Sudah satu pekan berlalu sejak demo di DPR kali pertama pada Senin (25/8/2025) di mana masyarakat memprotes insensitivitas para wakil rakyatnya yang menikmati tunjangan fantastis di tengah kesulitan ekonomi masyarakat. Namun, luka yang ditimbulkan rangkaian peristiwa yang ada masih terasa pedih: rusaknya fasilitas umum, korban nyawa dari kalangan mahasiswa maupun masyarakat sipil lain, sampai kejadian penjarahan dan hilangnya rasa keamanan masyarakat. Belum lagi terkoyaknya rasa persaudaraan antara sesama anak bangsa.
Bahkan sampai saat ini pun masyarakat tetap mengalami kekhawatiran sehingga banyak kegiatan sekolah maupun kerja yang diadakan secara daring. Cita-cita demokrasi yang menjanjikan bahwa kebebasan akan membawa kesejahteraan menjadi jauh panggang dari api.
Hulu dari tragedi berbangsa dan bernegara ini adalah karena gagal pahamnya para elit penguasa menyelami esensi manusia demokrasi Pancasila sebagaimana dibayangkan oleh para pendiri bangsa.
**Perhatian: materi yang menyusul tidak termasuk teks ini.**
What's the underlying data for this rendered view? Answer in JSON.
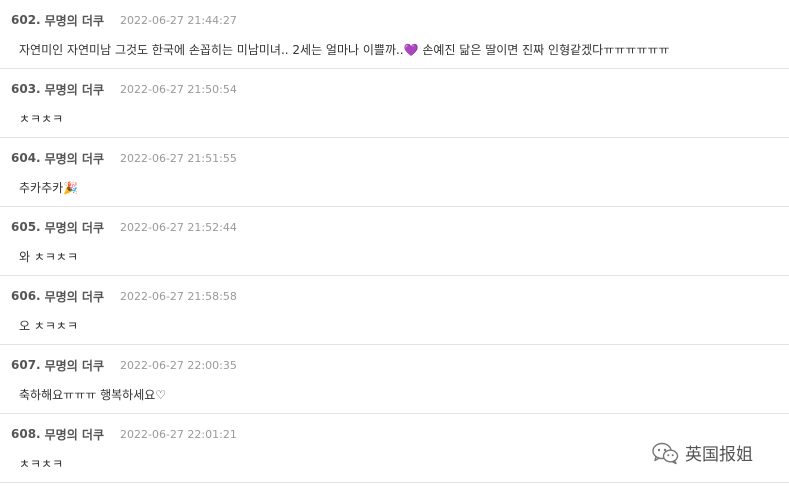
{
  "comments": [
    {
      "number": "602.",
      "author": "무명의 더쿠",
      "timestamp": "2022-06-27 21:44:27",
      "text": "자연미인 자연미남 그것도 한국에 손꼽히는 미남미녀.. 2세는 얼마나 이쁠까..💜 손예진 닮은 딸이면 진짜 인형같겠다ㅠㅠㅠㅠㅠㅠ"
    },
    {
      "number": "603.",
      "author": "무명의 더쿠",
      "timestamp": "2022-06-27 21:50:54",
      "text": "ㅊㅋㅊㅋ"
    },
    {
      "number": "604.",
      "author": "무명의 더쿠",
      "timestamp": "2022-06-27 21:51:55",
      "text": "추카추카🎉"
    },
    {
      "number": "605.",
      "author": "무명의 더쿠",
      "timestamp": "2022-06-27 21:52:44",
      "text": "와 ㅊㅋㅊㅋ"
    },
    {
      "number": "606.",
      "author": "무명의 더쿠",
      "timestamp": "2022-06-27 21:58:58",
      "text": "오 ㅊㅋㅊㅋ"
    },
    {
      "number": "607.",
      "author": "무명의 더쿠",
      "timestamp": "2022-06-27 22:00:35",
      "text": "축하해요ㅠㅠㅠ 행복하세요♡"
    },
    {
      "number": "608.",
      "author": "무명의 더쿠",
      "timestamp": "2022-06-27 22:01:21",
      "text": "ㅊㅋㅊㅋ"
    }
  ],
  "watermark": {
    "icon": "wechat-icon",
    "text": "英国报姐"
  }
}
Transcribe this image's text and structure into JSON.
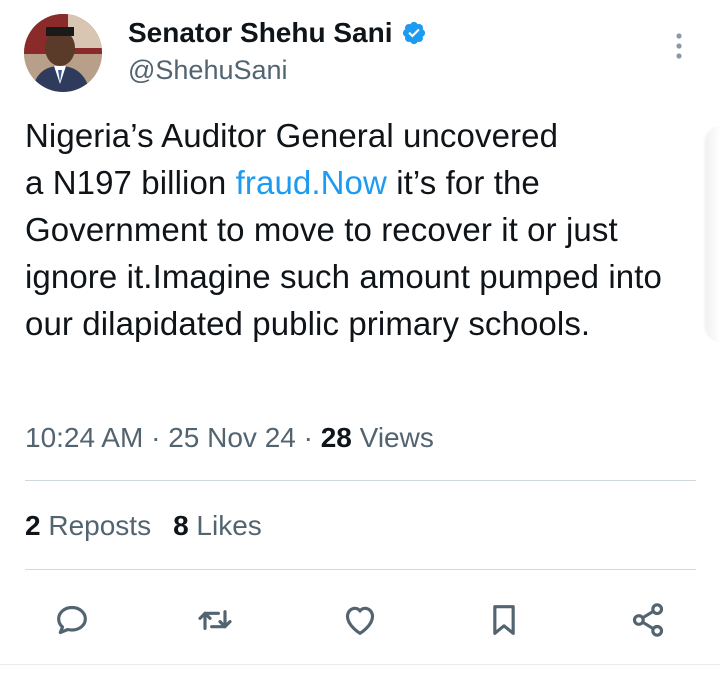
{
  "author": {
    "display_name": "Senator Shehu Sani",
    "handle": "@ShehuSani",
    "verified": true
  },
  "tweet": {
    "text_line1": "Nigeria’s Auditor General uncovered",
    "text_line2_pre": "a N197 billion ",
    "text_link": "fraud.Now",
    "text_line2_post": " it’s for the",
    "text_rest": "Government to move to recover it or just ignore it.Imagine such amount pumped into our dilapidated public primary schools."
  },
  "meta": {
    "time": "10:24 AM",
    "sep1": " · ",
    "date": "25 Nov 24",
    "sep2": " · ",
    "views_count": "28",
    "views_label": " Views"
  },
  "stats": {
    "reposts_count": "2",
    "reposts_label": " Reposts",
    "likes_count": "8",
    "likes_label": " Likes"
  },
  "icons": {
    "more": "more-vertical-icon",
    "verified": "verified-badge-icon",
    "reply": "reply-icon",
    "repost": "repost-icon",
    "like": "heart-icon",
    "bookmark": "bookmark-icon",
    "share": "share-icon"
  },
  "colors": {
    "text": "#0f1419",
    "secondary": "#536471",
    "link": "#1d9bf0",
    "verified": "#1d9bf0",
    "divider": "#cfd9de"
  }
}
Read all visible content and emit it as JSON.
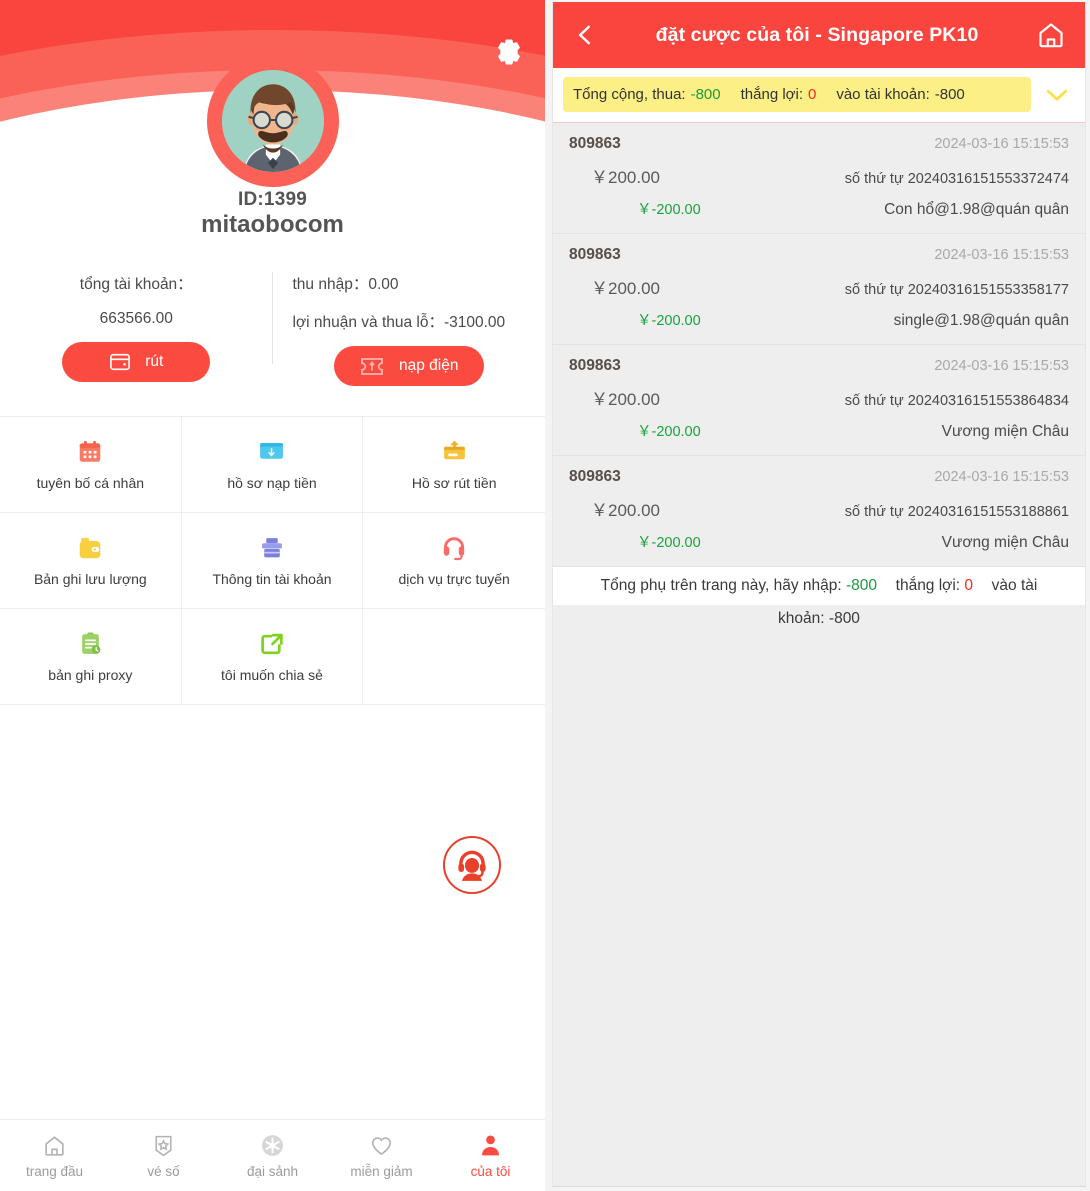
{
  "left": {
    "gear_icon": "gear-icon",
    "profile": {
      "id_label": "ID:1399",
      "username": "mitaobocom",
      "avatar_icon": "user-avatar"
    },
    "balance": {
      "total_label": "tổng tài khoản：",
      "total_value": "663566.00",
      "income_label": "thu nhập：",
      "income_value": "0.00",
      "pnl_label": "lợi nhuận và thua lỗ：",
      "pnl_value": "-3100.00",
      "withdraw_button": "rút",
      "deposit_button": "nạp điện"
    },
    "menu": [
      {
        "label": "tuyên bố cá nhân",
        "icon": "calendar-icon",
        "color": "#fa7a63"
      },
      {
        "label": "hồ sơ nạp tiền",
        "icon": "deposit-card-icon",
        "color": "#4ec8ef"
      },
      {
        "label": "Hồ sơ rút tiền",
        "icon": "withdraw-card-icon",
        "color": "#f6c43c"
      },
      {
        "label": "Bản ghi lưu lượng",
        "icon": "wallet-icon",
        "color": "#f8cf3e"
      },
      {
        "label": "Thông tin tài khoản",
        "icon": "bank-icon",
        "color": "#7b7fe0"
      },
      {
        "label": "dịch vụ trực tuyến",
        "icon": "headset-icon",
        "color": "#f96a68"
      },
      {
        "label": "bản ghi proxy",
        "icon": "clipboard-icon",
        "color": "#9bd165"
      },
      {
        "label": "tôi muốn chia sẻ",
        "icon": "share-icon",
        "color": "#7ed321"
      }
    ],
    "support_button_icon": "customer-service-icon",
    "tabs": [
      {
        "label": "trang đầu",
        "icon": "home-icon",
        "active": false
      },
      {
        "label": "vé số",
        "icon": "lottery-ticket-icon",
        "active": false
      },
      {
        "label": "đại sảnh",
        "icon": "lobby-icon",
        "active": false
      },
      {
        "label": "miễn giảm",
        "icon": "heart-icon",
        "active": false
      },
      {
        "label": "của tôi",
        "icon": "person-icon",
        "active": true
      }
    ]
  },
  "right": {
    "header": {
      "back_icon": "chevron-left-icon",
      "title": "đặt cược của tôi - Singapore PK10",
      "home_icon": "home-outline-icon"
    },
    "summary": {
      "total_label": "Tổng cộng, thua:",
      "total_value": "-800",
      "win_label": "thắng lợi:",
      "win_value": "0",
      "account_label": "vào tài khoản:",
      "account_value": "-800",
      "toggle_icon": "chevron-down-icon"
    },
    "bets": [
      {
        "id": "809863",
        "time": "2024-03-16 15:15:53",
        "amount": "￥200.00",
        "order": "số thứ tự 20240316151553372474",
        "profit": "￥-200.00",
        "desc": "Con hổ@1.98@quán quân"
      },
      {
        "id": "809863",
        "time": "2024-03-16 15:15:53",
        "amount": "￥200.00",
        "order": "số thứ tự 20240316151553358177",
        "profit": "￥-200.00",
        "desc": "single@1.98@quán quân"
      },
      {
        "id": "809863",
        "time": "2024-03-16 15:15:53",
        "amount": "￥200.00",
        "order": "số thứ tự 20240316151553864834",
        "profit": "￥-200.00",
        "desc": "Vương miện Châu"
      },
      {
        "id": "809863",
        "time": "2024-03-16 15:15:53",
        "amount": "￥200.00",
        "order": "số thứ tự 20240316151553188861",
        "profit": "￥-200.00",
        "desc": "Vương miện Châu"
      }
    ],
    "page_total": {
      "label": "Tổng phụ trên trang này, hãy nhập:",
      "value": "-800",
      "win_label": "thắng lợi:",
      "win_value": "0",
      "account_label_part1": "vào tài",
      "account_label_part2": "khoản:",
      "account_value": "-800"
    }
  },
  "colors": {
    "brand_red": "#f9453d",
    "accent_red": "#fb4b41",
    "banner_yellow": "#fbef85",
    "green": "#1d9a3d"
  }
}
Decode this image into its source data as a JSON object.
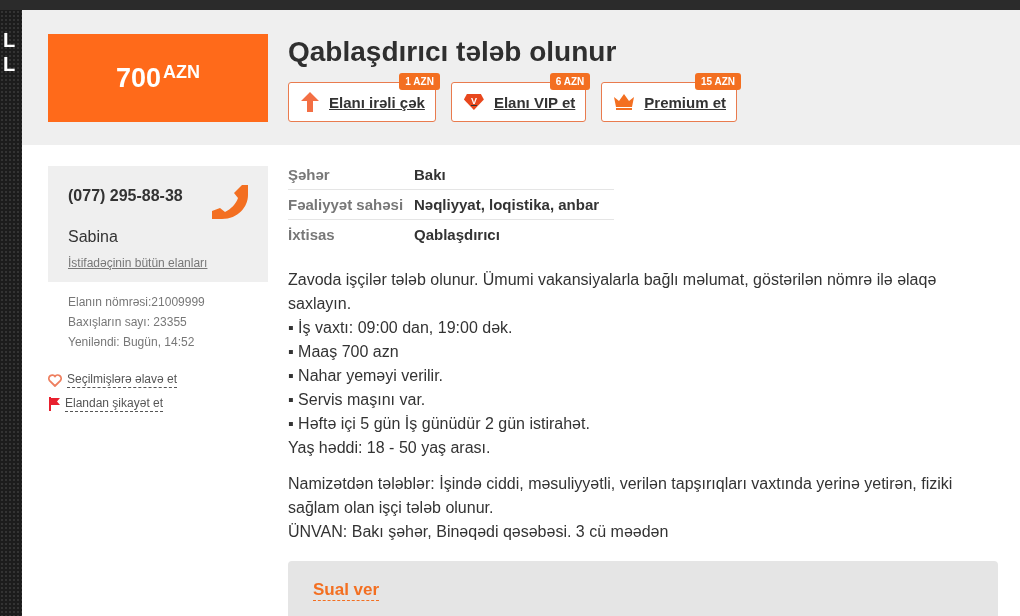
{
  "side_banner": {
    "letters": [
      "L",
      "L"
    ]
  },
  "price": {
    "amount": "700",
    "currency": "AZN"
  },
  "title": "Qablaşdırıcı tələb olunur",
  "promo_buttons": [
    {
      "kind": "up",
      "label": "Elanı irəli çək",
      "badge": "1 AZN"
    },
    {
      "kind": "vip",
      "label": "Elanı VIP et",
      "badge": "6 AZN",
      "icon_text": "V"
    },
    {
      "kind": "premium",
      "label": "Premium et",
      "badge": "15 AZN"
    }
  ],
  "contact": {
    "phone": "(077) 295-88-38",
    "name": "Sabina",
    "all_ads_link": "İstifadəçinin bütün elanları"
  },
  "stats": [
    "Elanın nömrəsi:21009999",
    "Baxışların sayı: 23355",
    "Yeniləndi: Bugün, 14:52"
  ],
  "actions": [
    {
      "kind": "favorite",
      "label": "Seçilmişlərə əlavə et"
    },
    {
      "kind": "report",
      "label": "Elandan şikayət et"
    }
  ],
  "properties": [
    {
      "name": "Şəhər",
      "value": "Bakı"
    },
    {
      "name": "Fəaliyyət sahəsi",
      "value": "Nəqliyyat, loqistika, anbar"
    },
    {
      "name": "İxtisas",
      "value": "Qablaşdırıcı"
    }
  ],
  "description": [
    {
      "lines": [
        "Zavoda işçilər tələb olunur. Ümumi vakansiyalarla bağlı məlumat, göstərilən nömrə ilə əlaqə saxlayın.",
        "▪ İş vaxtı: 09:00 dan, 19:00 dək.",
        "▪ Maaş 700 azn",
        "▪ Nahar yeməyi verilir.",
        "▪ Servis maşını var.",
        "▪ Həftə içi 5 gün İş günüdür 2 gün istirahət.",
        "Yaş həddi: 18 - 50 yaş arası."
      ]
    },
    {
      "lines": [
        "Namizətdən tələblər: İşində ciddi, məsuliyyətli, verilən tapşırıqları vaxtında yerinə yetirən, fiziki sağlam olan işçi tələb olunur.",
        "ÜNVAN: Bakı şəhər, Binəqədi qəsəbəsi. 3 cü məədən"
      ]
    }
  ],
  "question_box": {
    "title": "Sual ver"
  }
}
Penajaman konsep manusia demokrasi Pancasila sendiri dilakukan salah satunya oleh seorang ahli filsafat, yaitu Romo Nicolaus Driyarkara.
Dalam bukunya yang berjudul Menalar Dasar Negara Indonesia: Telaah Filsafat Pancasila (dimuat lengkap dalam Karya Lengkap Driyarkara, Gramedia Pustaka Utama, 2006), Romo Driyarkara menguraikan sejumlah ciri gambaran manusia yang dituntut oleh sila demokrasi. Kita sebut saja sebagai ciri manusia demokrasi Pancasila.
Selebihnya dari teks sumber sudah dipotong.